Even through his gasping agony, he could hear the screams of the other inmates. There was one less scream tonight—the shrill, high keen of the very young man was gone. That explained it: she had killed him with her cold self-passion, or the pain had killed him, or he had succeeded in killing himself, and now Jan was hers. If he died, so be it; the pain, or the chin-haired vampire would get him eventually anyway. Let death come to him now.

He heard himself fighting for breath from a very long way off. A dark curtain, a velvet buffer, began to descend on him, and he heard another sound, a peaceful sighing, a giving way of self, that also came from him. He began to see himself sleeping, putting his hands under his head like a babe and sleeping.

Someone called, “Jan?”

“No!” he shouted through his dropping sleep, fearing it was the vampire's voice.

“Jan! It's me! Bridget!”

Her voice was so pure, so beautiful, more beautiful even than his acquiring sleep, that he rose on his hands, pushed himself up on his unfolding hands, and listened to her. “Jan!” There was urgency in her voice as well as beauty. “Yes?” he answered, not knowing if she could hear him. “Jan! You can't go away!”

He loved Bridget, but he was nearing the other place and rest and sleep would be so good ...

“Jan! YOU MUST NOT DIE!”

“I must . . .” he said.

“No! I'll get you out! I'll get you out of that terrible place!”

He felt her reaching for him, pulling him back.

Her voice mixed with the sound of his own coughing breath.

“Yes, Jan! Yes!”

His lungs filled full with air. He choked it out and began to breathe.

He opened his eyes, gagged, threw himself away from the mass of putrefaction in the bedpan.

He heard her say his name distinctly, softly.

She sat angelic on his bed. She wore the dress she had worn at the inn in Kolno. He trembled, remembering her touch. Her red hair shone like a halo; the freckles on her skin stood out in beautiful translucence, tiny petals floating on milk. She looked pensive, disappointed.

“Jan, what did you almost do?” she said. She shuddered, her tiny body a single tremble.

“I . . . I'm sorry.”

“Didn't you believe me?” When she looked up at him, her eyes were filled with tears.

“That . . . vampire took me! I wanted you to be the first, the only. . .”

He looked at her again; silent tracks of tears marked her face, and then, in an instant, she seemed to collapse into herself, becoming as small as a girl, weeping into her hands.

“Oh, Jan, Jan, I want you so badly, the thought that you would go away from me. . .”

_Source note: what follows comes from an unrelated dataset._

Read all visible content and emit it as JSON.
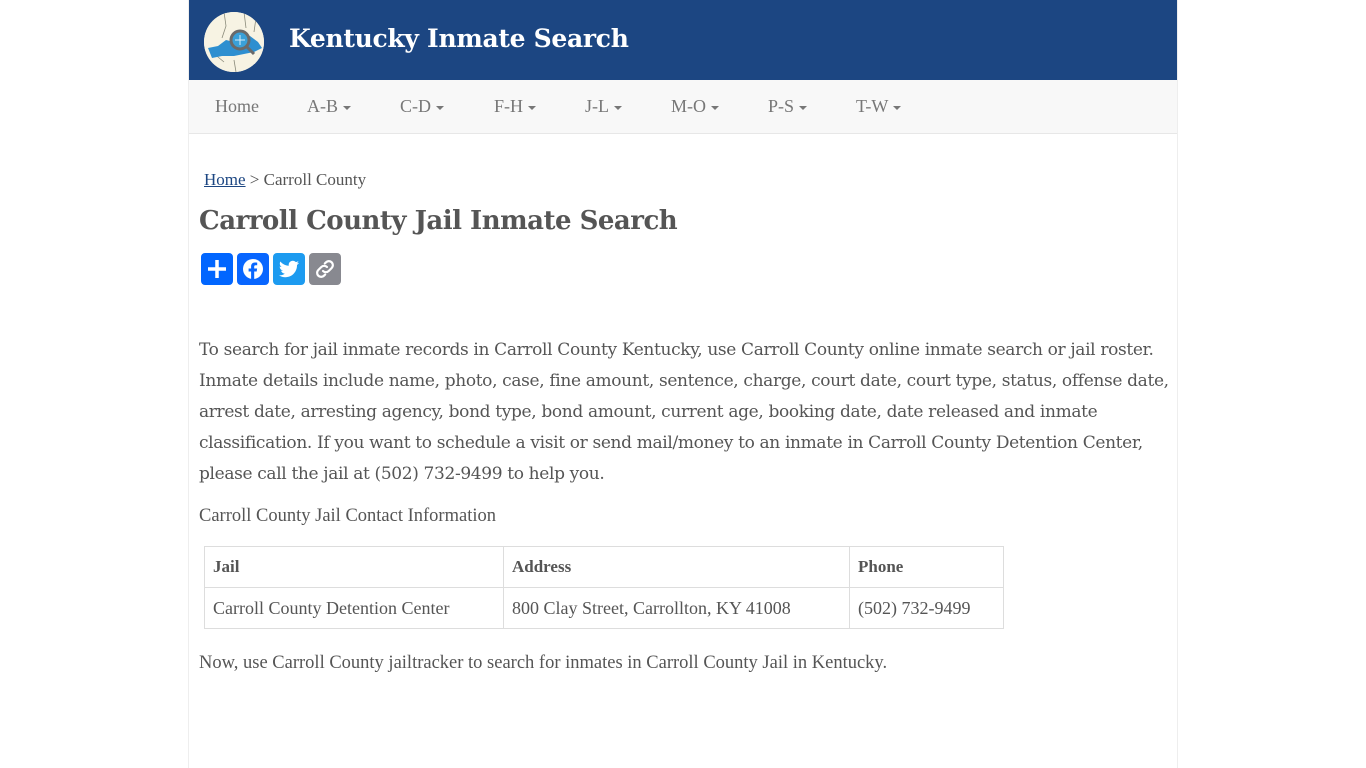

Jan reached out, desperate to touch her. But his fingers moved right through her.

“I'm sorry,” he said. He sat on the bed beside her and put his hands in his lap. “I'm so sorry.” Suddenly he put his fists to the side of his head and squeezed. “God, I'm so confused!”

“Jan, I love you so much. If only you'll listen to me.” She had stopped crying. Her eyes were large, puffy with tears. Her hair looked like spun red silk; framing her face, on the sides, where her tears had wet it, it glistened. Her hands had drying tears on them. Her face shone with a radiance Jan had only seen upon the moon at certain times, in its fullness, when it seemed, not dry dirt and blasted craters, but the shimmering face of Eve.

“Jan,” she said, in a small voice, but she was looking directly at him, the blue eyes of the angel lighting into him like lamps. He shuddered when she put her own hand over his and he felt the soft, tear-wet flesh of it. “Do you love me?”

Tears leapt into his eyes. “You're the only thing that matters. The only thing in my life. I want to be with you always.”

She held his hand over her breast, moving it down slightly so that he felt the swell and the rising hardness of her nipple. She smiled shyly and raised her other hand, putting a finger to her lips. “Then listen to me. I'm going to bring you to me. You're going to leave this place and come to me and be with me forever.”

When the woman with hair on her chin came for him again in the afternoon, Jan was waiting for her at the door. He smiled at her meekly, and she returned his smile, briefly, chillingly, knowingly. She closed the door and turned to Jan.